Okay, so the TPM is required for the "measured boot" part of "trusted boot", good point. What I believe it is that MS calls "trusted boot" is a Windows OS loader that provides a log of all boot-related drivers/executables in the TPM in the case of measured boot, the loading of ELAM drivers, and giving them control about whether other drivers may be prevented from being loaded. With secure boot disabled, the OS loader will still be able do its trusted boot thing because it's not a UEFI implementation, but it will be possible to use a different OS loader or to modify it. UEFI secure boot can't know whatever it's executing actually does or whether it's even "secure", only if it's allowed to be executed or not. These are two different implementations, and they should be considered as two separate parts of the boot process. ELAM is also a third-party component, so we'll have to see if it's even going to be present on OEM systems.

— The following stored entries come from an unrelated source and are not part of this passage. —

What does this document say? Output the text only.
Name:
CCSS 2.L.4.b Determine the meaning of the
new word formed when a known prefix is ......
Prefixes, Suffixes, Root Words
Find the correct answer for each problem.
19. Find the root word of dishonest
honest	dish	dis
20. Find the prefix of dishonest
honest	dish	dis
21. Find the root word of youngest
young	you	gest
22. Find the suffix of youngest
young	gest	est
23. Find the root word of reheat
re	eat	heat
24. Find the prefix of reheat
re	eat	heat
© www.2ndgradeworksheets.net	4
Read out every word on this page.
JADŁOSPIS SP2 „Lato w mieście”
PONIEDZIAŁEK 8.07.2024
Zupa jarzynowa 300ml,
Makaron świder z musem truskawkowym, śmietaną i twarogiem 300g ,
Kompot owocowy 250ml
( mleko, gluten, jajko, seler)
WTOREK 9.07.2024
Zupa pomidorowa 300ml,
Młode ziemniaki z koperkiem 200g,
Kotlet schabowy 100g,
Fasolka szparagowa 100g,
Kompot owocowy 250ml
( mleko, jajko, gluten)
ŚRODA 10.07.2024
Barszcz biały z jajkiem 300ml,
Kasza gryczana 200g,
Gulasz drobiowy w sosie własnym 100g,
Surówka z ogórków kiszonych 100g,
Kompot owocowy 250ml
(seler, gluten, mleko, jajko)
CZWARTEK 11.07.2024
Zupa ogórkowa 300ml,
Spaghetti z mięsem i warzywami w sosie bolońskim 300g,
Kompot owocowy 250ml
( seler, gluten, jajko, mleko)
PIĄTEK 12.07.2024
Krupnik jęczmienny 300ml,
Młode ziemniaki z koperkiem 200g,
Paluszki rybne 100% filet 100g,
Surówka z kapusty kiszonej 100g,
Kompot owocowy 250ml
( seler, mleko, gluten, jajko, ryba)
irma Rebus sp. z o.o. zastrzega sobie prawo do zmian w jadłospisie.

That's the reason why I think secure boot must be enabled as a part of OA. UEFI secure boot only allows to run signed bootloaders. It simply could skip the unsigned bootboader and jump to the w8 bootloader. After executing it and the OS loads, the UEFI secure boot protocol will be told that its job is finished.
If only McAfee didn't suck... I don't look forward to any hardware solution (or pseudo hardware) that is built on anything related to McAfee...
Agreed. I can't count the number of times I've rescued people from McAfee's failings as related to computer security. But, then, many might say the same about AVG, which I really like.
WDP has reg entries for ELAM. In group policy editor, theres option/placeholder to specify whether elam allows good/bad/unknown drivers. How would that fit into the scheme of things?
Good point. How many times have you installed a piece of software and had Win 7 display a message saying the publisher of the driver could not be verified. ELAM would have to account for that. Surely that would leave a loop hole of some variety ?
The FSF is spreading some FUD. Their concern might be real, but surely some manufacturers will make UEFI with the option of disabling Secure Boot. One might wonder more why they and some other Linux-companies, like Red Hat, are not a member of the UEFI Forum. If even one of them would be member, then they would have more influence on the descisions made by the UEFI Forum.